As last thematic point, the seminar session addressed the link between investment managers and policy agendas, and the nature of relationships between investment managers and public-sector officials. Panellists deemed national fiscal regulations important albeit to different extents. They were, for example, both perceived as less important than demand and supply of properties, but also as far-reaching such as in the case of the residential transfer tax going up from two to eight percent in the Netherlands. Panellists agreed, however, on the crucial role of local regulations that relate to the built environment and the planning capacity of a city. The mixed sentiment of investment managers toward local regulations and planning systems were discussed, and the lacking flexibility to quickly transform the functionality of spaces – for instance in response to the ongoing Covid19 pandemic – highlighted. 

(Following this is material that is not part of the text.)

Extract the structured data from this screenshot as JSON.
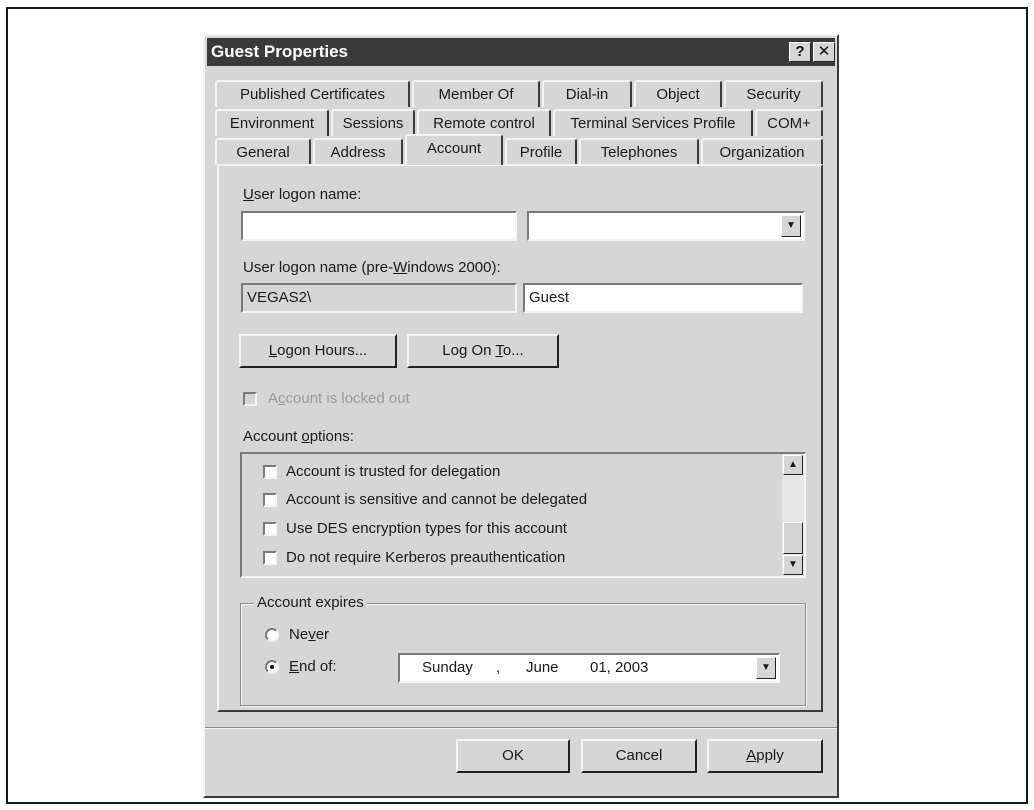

Simultaneously, panellists observed changes in the relationships and collaboration between property industry actors in recent years. In the Dutch context, a shift from conflicts and divergent interests between public and private actors to a more collaborative environment, was observed, for instance to address housing shortages. For urban scholars, the discussion at large showcased the complex institutional relations and fast-paced nature of urban property development. It provided the audience with a number of avenues to explore the influence of investment managers on urban development and planning practices. And most importantly, the fruitful discussion involving a scholar and two property industry actors, provided insight into the wealth of knowledge that can be shared and generated as the foundation of critical urban analyses that are based on in-depth understandings of actual property market dynamics and actors instead of shallow generalisations.

Sara Özogul is a post-doctoral researcher in the WHIG Project and focuses on the interplay between regulation and property investment in the wider Amsterdam area. She is the co-organizer of the Property Webinar Series and an active member of the Urban Governance Research Network (UGoveRN).